Semplificando rispetto alla disciplina oggi in vigore circa lo svolgimento delle operazioni di voto, è stata soppressa l'adunanza dei creditori, integralmente sostituita da una procedura di voto telematico, a mezzo posta elettronica certificata inviata al commissario giudiziale (cfr. art. 107). Con lo stesso strumento, prima che i creditori si esprimano, può svolgersi una sorta di contraddittorio concentrato tra tutti gli interessati. Stabilisce infatti la norma ora citata (ai commi 4 e 5) che il debitore, coloro che hanno formulato proposte alternative, i coobbligati, i fideiussori del debitore e gli obbligati in via di regresso, nonché i creditori, possono formulare osservazioni e contestazioni alla proposta del debitore, alle eventuali proposte concorrenti e alla relazione del commissario giudiziale, che questi deve comunicare ai creditori e al giudice delegato. Ciascun creditore può esporre le ragioni per le quali non ritiene ammissibili o convenienti le proposte di concordato e sollevare contestazioni sui crediti concorrenti. Il debitore ha facoltà di rispondere e contestare a sua volta i crediti, e ha il dovere di fornire al giudice gli opportuni chiarimenti. Il debitore, inoltre, può esporre le ragioni per le quali ritiene non ammissibili o non fattibili le eventuali proposte concorrenti. Il tutto mira evidentemente ad arricchire il set informativo a disposizione di tutti gli interessati, affinché ciascuno possa autodeterminarsi al meglio dell'informazione disponibile.

Il Codice poi molto opportunamente interviene, con l'art. 114, per risolvere l'annosa questione circa la legittimazione ad agire in giudizio, successivamente all'omologazione del concordato preventivo liquidatorio, delle azioni restitutorie, recuperatorie e dell'azione sociale di responsabilità, stabilendo che essa spetta al liquidatore sia nel caso in cui le azioni debbono essere iniziate nel corso della procedura sia quando siano già pendenti. La stessa norma, con particolare riferimento all'azione sociale di responsabilità, prevede che ogni patto contrario o ogni altra diversa previsione contenuta nella proposta di concordato o nel piano siano inopponibili al liquidatore ed ai creditori sociali. Resta tuttavia ferma, anche in pendenza della procedura e nel corso della sua esecuzione, la legittimazione da parte di ciascun creditore sociale ad esercitare o proseguire l'azione di responsabilità prevista dall'art. 2394 c.c.

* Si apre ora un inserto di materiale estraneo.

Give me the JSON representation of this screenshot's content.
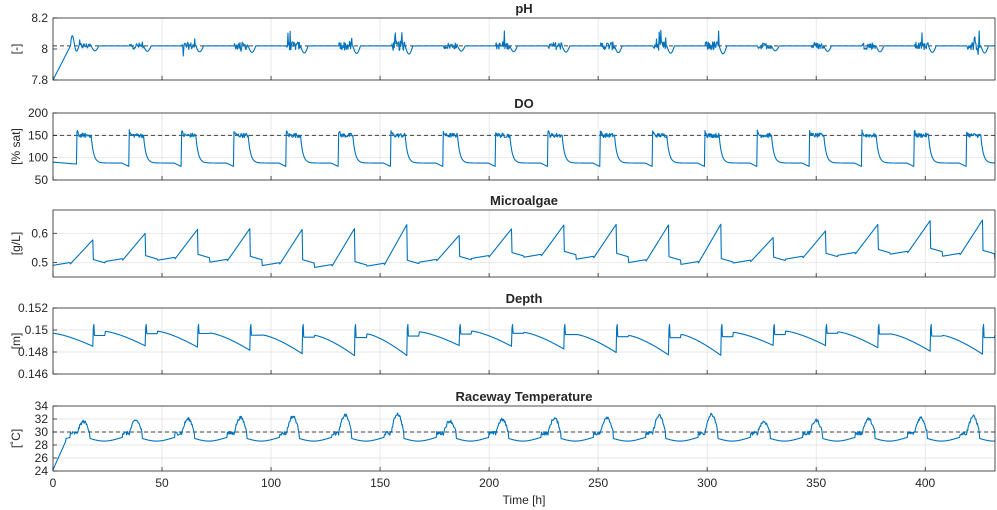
{
  "chart_data": [
    {
      "id": "ph",
      "type": "line",
      "title": "pH",
      "ylabel": "[-]",
      "ylim": [
        7.8,
        8.2
      ],
      "yticks": [
        7.8,
        8,
        8.2
      ],
      "ytick_labels": [
        "7.8",
        "8",
        "8.2"
      ],
      "reference": 8.02,
      "series": [
        {
          "name": "pH",
          "model": "ph"
        }
      ]
    },
    {
      "id": "do",
      "type": "line",
      "title": "DO",
      "ylabel": "[% sat]",
      "ylim": [
        50,
        200
      ],
      "yticks": [
        50,
        100,
        150,
        200
      ],
      "ytick_labels": [
        "50",
        "100",
        "150",
        "200"
      ],
      "reference": 150,
      "series": [
        {
          "name": "DO",
          "model": "do"
        }
      ]
    },
    {
      "id": "microalgae",
      "type": "line",
      "title": "Microalgae",
      "ylabel": "[g/L]",
      "ylim": [
        0.45,
        0.68
      ],
      "yticks": [
        0.5,
        0.6
      ],
      "ytick_labels": [
        "0.5",
        "0.6"
      ],
      "reference": null,
      "series": [
        {
          "name": "Microalgae",
          "model": "algae"
        }
      ]
    },
    {
      "id": "depth",
      "type": "line",
      "title": "Depth",
      "ylabel": "[m]",
      "ylim": [
        0.146,
        0.152
      ],
      "yticks": [
        0.146,
        0.148,
        0.15,
        0.152
      ],
      "ytick_labels": [
        "0.146",
        "0.148",
        "0.15",
        "0.152"
      ],
      "reference": null,
      "series": [
        {
          "name": "Depth",
          "model": "depth"
        }
      ]
    },
    {
      "id": "temperature",
      "type": "line",
      "title": "Raceway Temperature",
      "ylabel": "[˚C]",
      "ylim": [
        24,
        34
      ],
      "yticks": [
        24,
        26,
        28,
        30,
        32,
        34
      ],
      "ytick_labels": [
        "24",
        "26",
        "28",
        "30",
        "32",
        "34"
      ],
      "reference": 30,
      "series": [
        {
          "name": "Temperature",
          "model": "temp"
        }
      ]
    }
  ],
  "x_axis": {
    "label": "Time [h]",
    "xlim": [
      0,
      432
    ],
    "ticks": [
      0,
      50,
      100,
      150,
      200,
      250,
      300,
      350,
      400
    ],
    "tick_labels": [
      "0",
      "50",
      "100",
      "150",
      "200",
      "250",
      "300",
      "350",
      "400"
    ]
  },
  "colors": {
    "series": "#0072bd",
    "reference": "#404040",
    "grid": "#dfdfdf",
    "axis": "#262626"
  }
}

Un ulteriore intervento di semplificazione, che peraltro risolve un problema applicativo che in passato ha dato adito a contenziosi di incerta soluzione, riguarda i rimedi concessi ai creditori nel caso di operazioni di trasformazione, fusione o scissione compiute durante la procedura di concordato o dopo l'omologazione. L'art. 116 del Codice stabilisce in proposito che i creditori possono contestare la validità di dette operazioni soltanto attraverso lo strumento dell'opposizione all'omologazione (co. 1), e che nel caso di risoluzione o annullamento del concordato, gli effetti delle medesime sono irreversibili, salvo il diritto al risarcimento del danno eventualmente spettante ai soci o ai terzi ex art. 2500-bis, comma 1, c.c., art. 2504-quater, comma 2, c.c. ed art. 2506-ter, comma 5. c.c. (comma 3).